Sibilance


Some recordings I hear it, sometimes I don’t. I just listened to "Time" from Pink Floyd’s Dark Side Of The Moon through BluOS and my Bluesound Node 2i, upgraded CJ PV-10AL, Emotiva XPA-2 Gen3, and Maggie 1.7is. It’s very noticeable to me on "S"s and high hat on that song. Thoughts?
jkf011

Showing 2 responses by mijostyn

There is none on the album.

Real sibilance is due to a lot of energy in the 3000 Hz region where our ears are most efficient. It is also a region where a lot of rooms cause trouble. Female voices and violins are frequent affected. If you have the capability putting a 2-3 db filter between 2500 and 4000 Hz will magically make sibilance disappear. 

The usual culprits are speakers, rooms and the interaction between the two.  You can see this on a frequency response curve which can be easily generated with a computer and measurement microphone. You can also see the results with added sound deadening. 

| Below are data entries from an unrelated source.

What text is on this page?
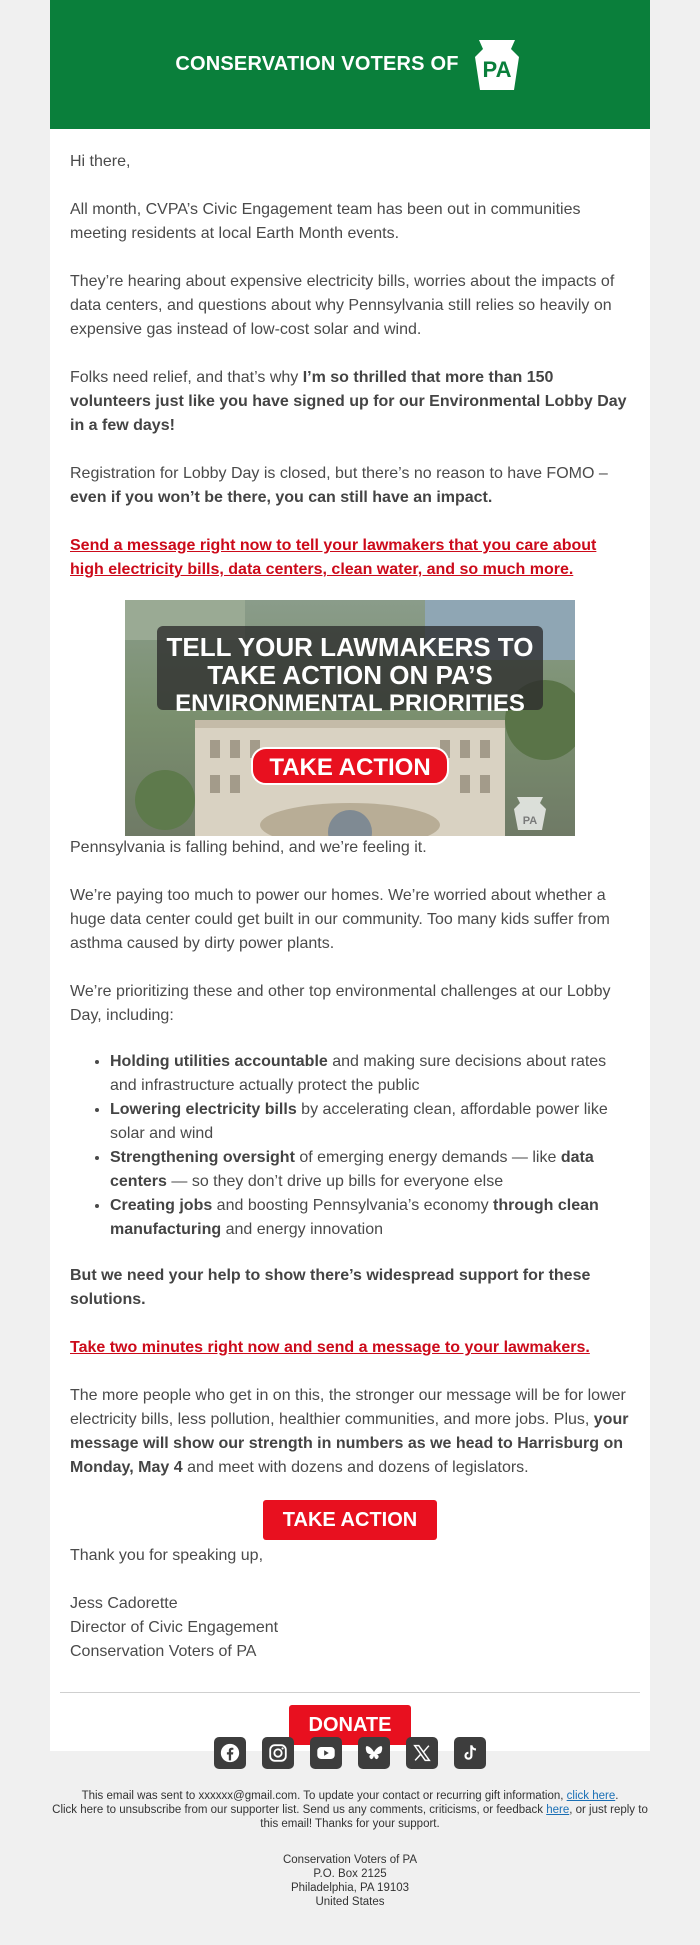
CONSERVATION VOTERS OF PA

Hi there,

All month, CVPA’s Civic Engagement team has been out in communities meeting residents at local Earth Month events.

They’re hearing about expensive electricity bills, worries about the impacts of data centers, and questions about why Pennsylvania still relies so heavily on expensive gas instead of low-cost solar and wind.

Folks need relief, and that’s why I’m so thrilled that more than 150 volunteers just like you have signed up for our Environmental Lobby Day in a few days!

Registration for Lobby Day is closed, but there’s no reason to have FOMO – even if you won’t be there, you can still have an impact.

Send a message right now to tell your lawmakers that you care about high electricity bills, data centers, clean water, and so much more.

TELL YOUR LAWMAKERS TO
TAKE ACTION ON PA’S
ENVIRONMENTAL PRIORITIES
TAKE ACTION
PA

Pennsylvania is falling behind, and we’re feeling it.

We’re paying too much to power our homes. We’re worried about whether a huge data center could get built in our community. Too many kids suffer from asthma caused by dirty power plants.

We’re prioritizing these and other top environmental challenges at our Lobby Day, including:

• Holding utilities accountable and making sure decisions about rates and infrastructure actually protect the public
• Lowering electricity bills by accelerating clean, affordable power like solar and wind
• Strengthening oversight of emerging energy demands — like data centers — so they don’t drive up bills for everyone else
• Creating jobs and boosting Pennsylvania’s economy through clean manufacturing and energy innovation

But we need your help to show there’s widespread support for these solutions.

Take two minutes right now and send a message to your lawmakers.

The more people who get in on this, the stronger our message will be for lower electricity bills, less pollution, healthier communities, and more jobs. Plus, your message will show our strength in numbers as we head to Harrisburg on Monday, May 4 and meet with dozens and dozens of legislators.

TAKE ACTION

Thank you for speaking up,

Jess Cadorette

Director of Civic Engagement

Conservation Voters of PA

DONATE
This email was sent to xxxxxx@gmail.com. To update your contact or recurring gift information, click here.
Click here to unsubscribe from our supporter list. Send us any comments, criticisms, or feedback here, or just reply to this email! Thanks for your support.
Conservation Voters of PA
P.O. Box 2125
Philadelphia, PA 19103
United States
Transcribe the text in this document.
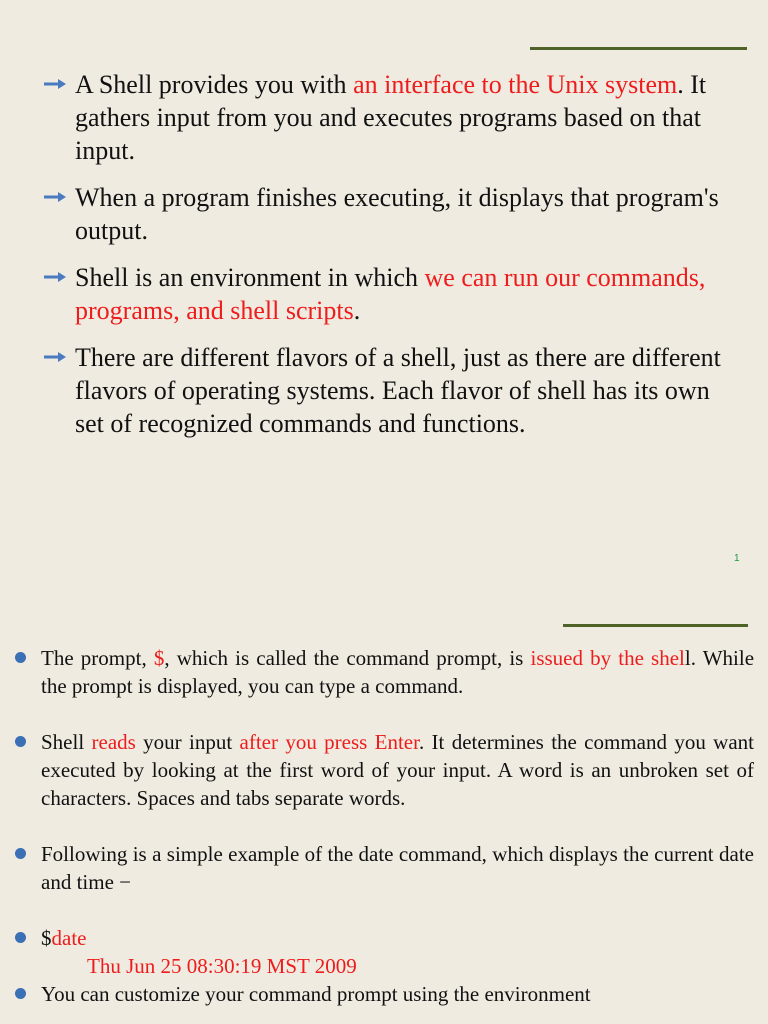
A Shell provides you with an interface to the Unix system. It gathers input from you and executes programs based on that input.
When a program finishes executing, it displays that program's output.
Shell is an environment in which we can run our commands, programs, and shell scripts.
There are different flavors of a shell, just as there are different flavors of operating systems. Each flavor of shell has its own set of recognized commands and functions.
1
The prompt, $, which is called the command prompt, is issued by the shell. While the prompt is displayed, you can type a command.
Shell reads your input after you press Enter. It determines the command you want executed by looking at the first word of your input. A word is an unbroken set of characters. Spaces and tabs separate words.
Following is a simple example of the date command, which displays the current date and time −
$date
Thu Jun 25 08:30:19 MST 2009
You can customize your command prompt using the environment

Clearthinker, jitter sounds much different than sibilance. I had a great jitter lesson once. I was trying to set up Pure Vinyl (Channel D) and was using an ADC and DAC on different clocks. It sounded like pop corn. That was a severe case. In minor form it sounds like little pops. 

Stringreen is right. There is no sibilance in any version I have heard.

jfk011, I hate to be blunt (right) but, you have two choices to fix this.
You can deaden your room starting with the first reflection sites or you can get a DSP and program a notch filter as I previously described. This is purely an acoustic phenomenon aggravated by a bump in our ear's sensitivity in and around 3000 Hz. Google Grundy Curve or BBC curve.
It is not your equipment doing this. Cartridges miss tracking can sort of sound similar but that is distortion. Sibilance is not distortion. It is a frequency response aberration.